Do you get the impression I liked this book?  These poems are not what I traditionally champion — but perhaps I am learning.  I'm not certain I felt smarter after reading this book but I certainly felt happier for the experience.

Porch Coronary

For the second or so his brain stays bathed
in the necessary projection room electrics

he travels forward to this cloudy evening,
to the pale beverage tipping from his hand,

the floor rushing up, the outflux of breath,
to a bit of scalp nicked by vinyl clapboard

but not before reviving a Forties childhood
himself with mumps then the Saturday Post

cover of him ogling a limited edition stamp
whose provenance he can't recall as scenes

fly by too fast for him to subordinate them
to his wishes under a fleet of mauve clouds.

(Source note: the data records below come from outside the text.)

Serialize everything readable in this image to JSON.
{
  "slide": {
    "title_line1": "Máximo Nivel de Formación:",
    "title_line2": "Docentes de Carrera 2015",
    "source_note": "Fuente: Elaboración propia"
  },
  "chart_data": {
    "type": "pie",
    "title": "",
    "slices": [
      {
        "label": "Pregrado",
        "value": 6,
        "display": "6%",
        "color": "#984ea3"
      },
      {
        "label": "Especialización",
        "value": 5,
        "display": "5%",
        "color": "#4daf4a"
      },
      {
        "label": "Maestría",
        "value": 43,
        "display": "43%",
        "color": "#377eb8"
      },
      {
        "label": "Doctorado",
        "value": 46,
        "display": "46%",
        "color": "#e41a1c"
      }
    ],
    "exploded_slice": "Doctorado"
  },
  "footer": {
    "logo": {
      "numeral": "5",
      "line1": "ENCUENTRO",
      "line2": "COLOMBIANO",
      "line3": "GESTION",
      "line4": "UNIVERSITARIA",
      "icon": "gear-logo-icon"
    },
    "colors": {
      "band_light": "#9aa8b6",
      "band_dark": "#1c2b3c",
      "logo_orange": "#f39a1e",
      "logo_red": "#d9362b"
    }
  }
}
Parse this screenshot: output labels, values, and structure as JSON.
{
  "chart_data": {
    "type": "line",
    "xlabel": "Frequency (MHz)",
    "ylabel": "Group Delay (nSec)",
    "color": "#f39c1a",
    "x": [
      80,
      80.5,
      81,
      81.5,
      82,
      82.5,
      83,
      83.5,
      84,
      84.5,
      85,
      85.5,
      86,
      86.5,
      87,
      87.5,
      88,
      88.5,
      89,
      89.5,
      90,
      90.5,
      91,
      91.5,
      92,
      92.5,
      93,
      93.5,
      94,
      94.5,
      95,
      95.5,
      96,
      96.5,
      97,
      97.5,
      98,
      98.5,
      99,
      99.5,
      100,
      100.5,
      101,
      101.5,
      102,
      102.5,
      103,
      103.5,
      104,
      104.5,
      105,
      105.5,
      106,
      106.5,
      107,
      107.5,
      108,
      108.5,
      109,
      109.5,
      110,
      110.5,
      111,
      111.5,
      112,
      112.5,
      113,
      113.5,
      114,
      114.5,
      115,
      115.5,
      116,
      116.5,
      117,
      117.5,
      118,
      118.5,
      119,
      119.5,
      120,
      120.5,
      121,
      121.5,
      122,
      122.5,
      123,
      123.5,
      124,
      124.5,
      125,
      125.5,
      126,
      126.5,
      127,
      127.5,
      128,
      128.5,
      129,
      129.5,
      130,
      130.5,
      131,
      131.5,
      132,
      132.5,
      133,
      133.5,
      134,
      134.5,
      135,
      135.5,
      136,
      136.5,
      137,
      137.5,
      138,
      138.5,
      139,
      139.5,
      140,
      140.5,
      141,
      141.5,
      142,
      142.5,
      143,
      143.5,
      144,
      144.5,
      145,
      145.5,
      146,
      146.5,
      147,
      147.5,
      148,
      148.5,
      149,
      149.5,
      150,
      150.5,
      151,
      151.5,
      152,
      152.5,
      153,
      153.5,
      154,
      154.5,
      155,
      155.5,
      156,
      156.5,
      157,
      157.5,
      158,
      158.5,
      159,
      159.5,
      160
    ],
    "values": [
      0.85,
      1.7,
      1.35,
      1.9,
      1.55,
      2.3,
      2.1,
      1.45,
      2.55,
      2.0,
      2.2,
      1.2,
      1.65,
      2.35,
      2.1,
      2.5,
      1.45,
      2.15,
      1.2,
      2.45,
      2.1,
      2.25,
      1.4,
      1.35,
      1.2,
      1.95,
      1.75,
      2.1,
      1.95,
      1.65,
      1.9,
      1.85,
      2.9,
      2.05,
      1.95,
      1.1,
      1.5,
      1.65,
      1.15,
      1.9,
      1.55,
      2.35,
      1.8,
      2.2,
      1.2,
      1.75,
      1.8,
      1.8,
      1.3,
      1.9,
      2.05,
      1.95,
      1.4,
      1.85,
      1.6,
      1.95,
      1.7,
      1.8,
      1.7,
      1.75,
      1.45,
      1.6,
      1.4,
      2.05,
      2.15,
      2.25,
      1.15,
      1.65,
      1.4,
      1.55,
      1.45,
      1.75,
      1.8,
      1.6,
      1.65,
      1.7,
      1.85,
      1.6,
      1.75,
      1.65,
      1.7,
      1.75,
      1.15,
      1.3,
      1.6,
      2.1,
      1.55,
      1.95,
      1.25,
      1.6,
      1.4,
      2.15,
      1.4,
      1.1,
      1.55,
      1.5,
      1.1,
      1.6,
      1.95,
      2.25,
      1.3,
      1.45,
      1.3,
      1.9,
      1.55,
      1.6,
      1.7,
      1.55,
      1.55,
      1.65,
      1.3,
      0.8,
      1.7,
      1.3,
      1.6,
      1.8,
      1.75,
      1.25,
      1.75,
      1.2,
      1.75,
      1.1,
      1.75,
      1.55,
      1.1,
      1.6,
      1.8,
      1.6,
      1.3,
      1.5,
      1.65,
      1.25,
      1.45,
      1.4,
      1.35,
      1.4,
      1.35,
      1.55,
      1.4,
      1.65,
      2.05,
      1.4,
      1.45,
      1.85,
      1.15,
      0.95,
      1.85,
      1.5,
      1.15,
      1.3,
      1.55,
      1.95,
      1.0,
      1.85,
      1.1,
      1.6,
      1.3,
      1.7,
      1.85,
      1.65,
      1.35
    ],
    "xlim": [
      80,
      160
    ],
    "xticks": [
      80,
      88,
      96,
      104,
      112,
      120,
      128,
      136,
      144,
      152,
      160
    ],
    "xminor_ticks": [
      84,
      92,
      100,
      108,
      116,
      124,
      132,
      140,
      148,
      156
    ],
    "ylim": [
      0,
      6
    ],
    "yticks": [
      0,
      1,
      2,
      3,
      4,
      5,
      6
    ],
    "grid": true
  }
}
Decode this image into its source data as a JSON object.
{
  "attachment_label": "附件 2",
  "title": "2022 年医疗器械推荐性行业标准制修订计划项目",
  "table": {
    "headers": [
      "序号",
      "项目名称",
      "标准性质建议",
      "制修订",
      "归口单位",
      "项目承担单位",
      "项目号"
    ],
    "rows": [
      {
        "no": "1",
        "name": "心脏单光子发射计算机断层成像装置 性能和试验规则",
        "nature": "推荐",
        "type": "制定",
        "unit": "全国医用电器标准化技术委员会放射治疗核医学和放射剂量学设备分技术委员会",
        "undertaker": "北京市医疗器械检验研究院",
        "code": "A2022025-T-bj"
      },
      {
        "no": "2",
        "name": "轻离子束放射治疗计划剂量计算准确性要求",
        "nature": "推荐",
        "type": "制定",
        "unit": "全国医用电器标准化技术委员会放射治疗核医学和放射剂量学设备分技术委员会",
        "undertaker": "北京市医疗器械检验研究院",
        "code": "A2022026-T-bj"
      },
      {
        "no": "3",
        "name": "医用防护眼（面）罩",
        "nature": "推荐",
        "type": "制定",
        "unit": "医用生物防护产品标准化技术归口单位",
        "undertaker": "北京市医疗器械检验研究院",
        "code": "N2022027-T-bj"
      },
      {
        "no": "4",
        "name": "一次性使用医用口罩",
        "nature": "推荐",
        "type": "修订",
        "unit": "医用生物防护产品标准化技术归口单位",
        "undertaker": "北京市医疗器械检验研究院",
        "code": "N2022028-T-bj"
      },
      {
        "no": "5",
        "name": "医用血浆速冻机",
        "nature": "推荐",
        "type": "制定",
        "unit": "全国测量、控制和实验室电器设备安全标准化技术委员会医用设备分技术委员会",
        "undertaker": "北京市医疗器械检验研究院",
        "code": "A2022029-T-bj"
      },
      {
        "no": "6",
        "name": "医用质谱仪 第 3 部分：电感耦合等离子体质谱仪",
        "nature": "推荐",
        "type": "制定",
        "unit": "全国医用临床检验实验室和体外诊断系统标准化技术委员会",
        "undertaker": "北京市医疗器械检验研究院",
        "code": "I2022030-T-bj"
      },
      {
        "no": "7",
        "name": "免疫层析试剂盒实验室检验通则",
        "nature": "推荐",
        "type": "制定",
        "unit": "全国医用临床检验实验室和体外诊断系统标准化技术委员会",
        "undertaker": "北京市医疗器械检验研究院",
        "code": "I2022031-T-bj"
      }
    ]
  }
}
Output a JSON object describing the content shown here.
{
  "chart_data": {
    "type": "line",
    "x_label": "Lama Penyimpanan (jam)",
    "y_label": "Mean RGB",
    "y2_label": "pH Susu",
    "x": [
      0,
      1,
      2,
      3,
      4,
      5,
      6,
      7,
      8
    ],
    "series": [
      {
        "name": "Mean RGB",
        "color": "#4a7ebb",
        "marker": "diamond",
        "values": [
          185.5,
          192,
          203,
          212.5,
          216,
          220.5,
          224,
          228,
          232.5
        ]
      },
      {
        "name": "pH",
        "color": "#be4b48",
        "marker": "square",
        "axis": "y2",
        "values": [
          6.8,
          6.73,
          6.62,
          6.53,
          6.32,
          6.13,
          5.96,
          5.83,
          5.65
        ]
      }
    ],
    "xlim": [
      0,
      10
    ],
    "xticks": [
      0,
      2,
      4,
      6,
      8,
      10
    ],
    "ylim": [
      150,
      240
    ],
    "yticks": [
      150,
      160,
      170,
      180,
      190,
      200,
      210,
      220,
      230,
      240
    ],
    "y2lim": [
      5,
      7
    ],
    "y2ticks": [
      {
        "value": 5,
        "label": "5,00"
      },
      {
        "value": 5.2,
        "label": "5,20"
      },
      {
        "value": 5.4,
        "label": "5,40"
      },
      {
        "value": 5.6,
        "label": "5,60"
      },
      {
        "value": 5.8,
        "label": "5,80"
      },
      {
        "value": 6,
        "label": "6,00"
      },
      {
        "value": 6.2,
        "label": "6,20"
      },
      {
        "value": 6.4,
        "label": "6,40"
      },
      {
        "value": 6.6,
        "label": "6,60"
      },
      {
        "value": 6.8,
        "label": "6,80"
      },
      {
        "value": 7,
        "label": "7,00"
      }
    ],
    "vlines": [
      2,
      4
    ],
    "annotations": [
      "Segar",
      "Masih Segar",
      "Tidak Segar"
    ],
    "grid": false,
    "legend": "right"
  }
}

But surely it doesn't work that way.  No one
believes the load of crap about a life's film

flashing before the eyes of the free-falling
alpinist or the hapless motorist ten metres

from smacking granite.  There's a gonging
by way of closing credits.  A crash of static

clearing pixels from the screen.  No rushes
dedicated to childbirth or a family opening

its solstice gifts, just whirling phosphenes
lighting a sky that moments ago produced

stories this husband and father could swear by
who now doesn't know a comet from a glove.

...

Bit Parts for Fools by Peter Richardson is an immensely rewarding read.  Can't recommend it highly enough.